Para Dias Toffoli, não se pode confundir “legítima defesa da honra” com “legítima defesa”

Na ação, o Partido Democrático Trabalhista (PDT) argumentou que há decisões de Tribunais de Justiça que ora validam, ora anulam vereditos do Tribunal do Júri em que se absolvem réus processados pela prática de feminicídio com fundamento na tese. O partido apontou, também, divergências de entendimento entre o Supremo e o Superior Tribunal de Justiça (STJ).

Argumento odioso, desumano e cruel

Ao reafirmar sua decisão liminar, o ministro Dias Toffoli deu interpretação conforme a Constituição a dispositivos do Código Penal e do Código de Processo Penal, de modo a excluir a legítima defesa da honra do âmbito do instituto da legítima defesa. Acolhendo sugestão do ministro Gilmar Mendes, o voto de Toffoli determina que a defesa, a acusação, a autoridade policial e o juízo não podem utilizar, direta ou indiretamente, o argumento da legítima defesa da honra (ou qualquer argumento que induza à tese) nas fases pré-processual ou processual penais nem durante julgamento perante o Tribunal do Júri, sob pena de nulidade do ato e do julgamento. Na decisão liminar de fevereiro, o impedimento se restringia a advogados de réus.
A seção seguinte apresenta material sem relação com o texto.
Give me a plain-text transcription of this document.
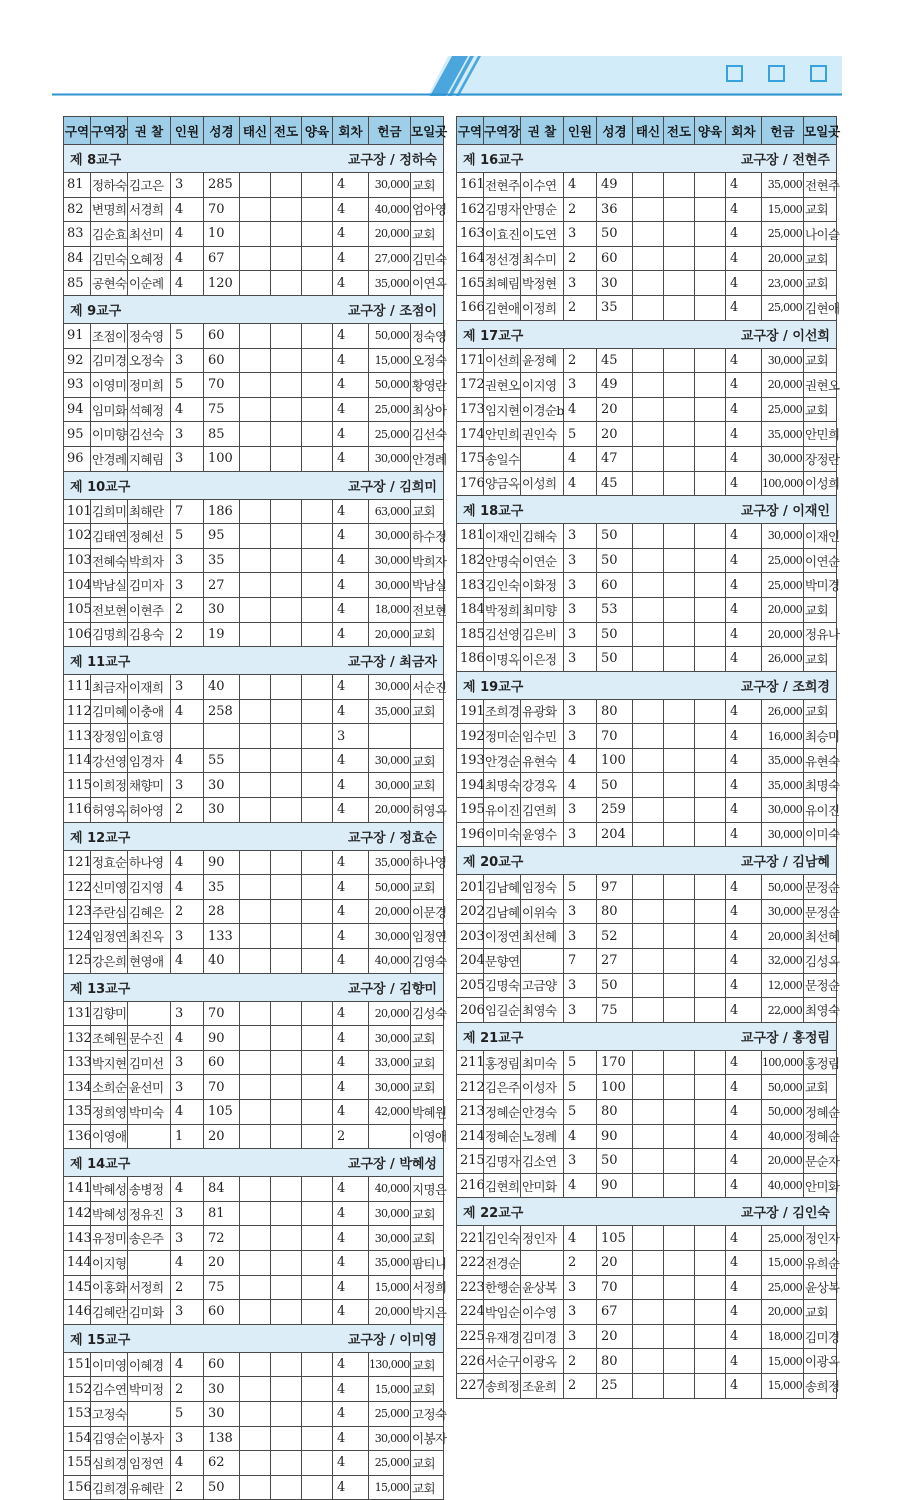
구역	구역장	권 찰	인원	성경	태신	전도	양육	회차	헌금	모일곳

제 8교구 교구장 / 정하숙										

81	정하숙	김고은	3	285				4	30,000	교회
82	변명희	서경희	4	70				4	40,000	엄아영
83	김순효	최선미	4	10				4	20,000	교회
84	김민숙	오혜정	4	67				4	27,000	김민숙
85	공현숙	이순례	4	120				4	35,000	이연옥

제 9교구 교구장 / 조점이										

91	조점이	정숙영	5	60				4	50,000	정숙영
92	김미경	오정숙	3	60				4	15,000	오정숙
93	이영미	정미희	5	70				4	50,000	황영란
94	임미화	석혜정	4	75				4	25,000	최상아
95	이미향	김선숙	3	85				4	25,000	김선숙
96	안경례	지혜림	3	100				4	30,000	안경례

제 10교구 교구장 / 김희미										

101	김희미	최해란	7	186				4	63,000	교회
102	김태연	정혜선	5	95				4	30,000	하수정
103	전혜숙	박희자	3	35				4	30,000	박희자
104	박남실	김미자	3	27				4	30,000	박남실
105	전보현	이현주	2	30				4	18,000	전보현
106	김명희	김용숙	2	19				4	20,000	교회

제 11교구 교구장 / 최금자										

111	최금자	이재희	3	40				4	30,000	서순진
112	김미혜	이충애	4	258				4	35,000	교회
113	장정임	이효영						3		
114	강선영	임경자	4	55				4	30,000	교회
115	이희정	채향미	3	30				4	30,000	교회
116	허영옥	허아영	2	30				4	20,000	허영옥

제 12교구 교구장 / 정효순										

121	정효순	하나영	4	90				4	35,000	하나영
122	신미영	김지영	4	35				4	50,000	교회
123	주란심	김혜은	2	28				4	20,000	이문경
124	임정연	최진옥	3	133				4	30,000	임정연
125	강은희	현영애	4	40				4	40,000	김영숙

제 13교구 교구장 / 김향미										

131	김향미		3	70				4	20,000	김성숙
132	조혜원	문수진	4	90				4	30,000	교회
133	박지현	김미선	3	60				4	33,000	교회
134	소희순	윤선미	3	70				4	30,000	교회
135	정희영	박미숙	4	105				4	42,000	박혜원
136	이영애		1	20				2		이영애

제 14교구 교구장 / 박혜성										

141	박혜성	송병정	4	84				4	40,000	지명은
142	박혜성	정유진	3	81				4	30,000	교회
143	유정미	송은주	3	72				4	30,000	교회
144	이지형		4	20				4	35,000	팜티니
145	이홍화	서정희	2	75				4	15,000	서정희
146	김혜란	김미화	3	60				4	20,000	박지은

제 15교구 교구장 / 이미영										

151	이미영	이혜경	4	60				4	130,000	교회
152	김수연	박미정	2	30				4	15,000	교회
153	고정숙		5	30				4	25,000	고정숙
154	김영순	이봉자	3	138				4	30,000	이봉자
155	심희경	임정연	4	62				4	25,000	교회
156	김희경	유혜란	2	50				4	15,000	교회
구역	구역장	권 찰	인원	성경	태신	전도	양육	회차	헌금	모일곳

제 16교구 교구장 / 전현주										

161	전현주	이수연	4	49				4	35,000	전현주
162	김명자	안명순	2	36				4	15,000	교회
163	이효진	이도연	3	50				4	25,000	나이슬
164	정선경	최수미	2	60				4	20,000	교회
165	최혜림	박정현	3	30				4	23,000	교회
166	김현애	이정희	2	35				4	25,000	김현애

제 17교구 교구장 / 이선희										

171	이선희	윤정혜	2	45				4	30,000	교회
172	권현오	이지영	3	49				4	20,000	권현오
173	임지현	이경순b	4	20				4	25,000	교회
174	안민희	권인숙	5	20				4	35,000	안민희
175	송일수		4	47				4	30,000	장정란
176	양금옥	이성희	4	45				4	100,000	이성희

제 18교구 교구장 / 이재인										

181	이재인	김해숙	3	50				4	30,000	이재인
182	안명숙	이연순	3	50				4	25,000	이연순
183	김인숙	이화정	3	60				4	25,000	박미경
184	박정희	최미향	3	53				4	20,000	교회
185	김선영	김은비	3	50				4	20,000	정유나
186	이명옥	이은정	3	50				4	26,000	교회

제 19교구 교구장 / 조희경										

191	조희경	유광화	3	80				4	26,000	교회
192	정미순	임수민	3	70				4	16,000	최승미
193	안경순	유현숙	4	100				4	35,000	유현숙
194	최명숙	강경옥	4	50				4	35,000	최명숙
195	유이진	김연희	3	259				4	30,000	유이진
196	이미숙	윤영수	3	204				4	30,000	이미숙

제 20교구 교구장 / 김남혜										

201	김남혜	임정숙	5	97				4	50,000	문정순
202	김남혜	이위숙	3	80				4	30,000	문정순
203	이정연	최선혜	3	52				4	20,000	최선혜
204	문향연		7	27				4	32,000	김성옥
205	김명숙	고금양	3	50				4	12,000	문정순
206	임길순	최영숙	3	75				4	22,000	최영숙

제 21교구 교구장 / 홍정림										

211	홍정림	최미숙	5	170				4	100,000	홍정림
212	김은주	이성자	5	100				4	50,000	교회
213	정혜순	안경숙	5	80				4	50,000	정혜순
214	정혜순	노정례	4	90				4	40,000	정혜순
215	김명자	김소연	3	50				4	20,000	문순자
216	김현희	안미화	4	90				4	40,000	안미화

제 22교구 교구장 / 김인숙										

221	김인숙	정인자	4	105				4	25,000	정인자
222	전경순		2	20				4	15,000	유희순
223	한행순	윤상복	3	70				4	25,000	윤상복
224	박임순	이수영	3	67				4	20,000	교회
225	유재경	김미경	3	20				4	18,000	김미경
226	서순구	이광옥	2	80				4	15,000	이광옥
227	송희정	조윤희	2	25				4	15,000	송희정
Segundo Toffoli, além de ser um argumento “atécnico e extrajurídico”, a tese é um “estratagema cruel, subversivo da dignidade da pessoa humana e dos direitos à igualdade e à vida” e totalmente discriminatório contra a mulher. A seu ver, trata-se de um recurso argumentativo e retórico “odioso, desumano e cruel” utilizado pelas defesas de acusados de feminicídio ou agressões contra mulher para imputar às vítimas a causa de suas próprias mortes ou lesões, contribuindo para a naturalização e a perpetuação da cultura de violência contra as mulheres no Brasil.
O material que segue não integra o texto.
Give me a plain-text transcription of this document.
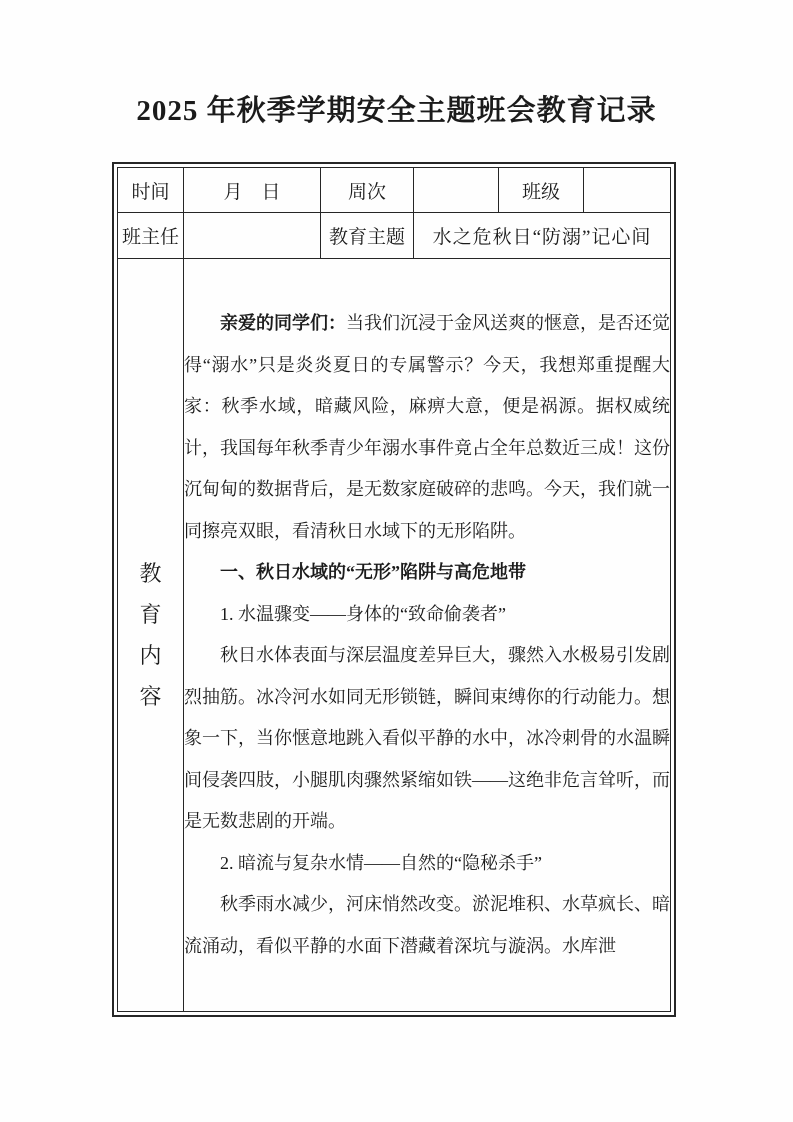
2025 年秋季学期安全主题班会教育记录
时间	月　日	周次		班级	
班主任		教育主题	水之危秋日“防溺”记心间		

教
育
内
容

亲爱的同学们：当我们沉浸于金风送爽的惬意，是否还觉得“溺水”只是炎炎夏日的专属警示？今天，我想郑重提醒大家：秋季水域，暗藏风险，麻痹大意，便是祸源。据权威统计，我国每年秋季青少年溺水事件竟占全年总数近三成！这份沉甸甸的数据背后，是无数家庭破碎的悲鸣。今天，我们就一同擦亮双眼，看清秋日水域下的无形陷阱。

一、秋日水域的“无形”陷阱与高危地带

1. 水温骤变——身体的“致命偷袭者”

秋日水体表面与深层温度差异巨大，骤然入水极易引发剧烈抽筋。冰冷河水如同无形锁链，瞬间束缚你的行动能力。想象一下，当你惬意地跳入看似平静的水中，冰冷刺骨的水温瞬间侵袭四肢，小腿肌肉骤然紧缩如铁——这绝非危言耸听，而是无数悲剧的开端。

2. 暗流与复杂水情——自然的“隐秘杀手”

秋季雨水减少，河床悄然改变。淤泥堆积、水草疯长、暗流涌动，看似平静的水面下潜藏着深坑与漩涡。水库泄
Ao ressaltar que o argumento não é, tecnicamente, legítima defesa (essa, sim, causa de excludente de ilicitude), o ministro registrou que, para evitar que a autoridade judiciária absolva o agente que agiu movido por ciúme, por exemplo, foi inserida no Código Penal a regra do artigo 28 de que a emoção ou a paixão não excluem a imputabilidade penal. “Portanto, aquele que pratica feminicídio ou usa de violência, com a justificativa de reprimir um adultério, não está a se defender, mas a atacar uma mulher de forma, desproporcional, covarde e criminosa”, afirmou.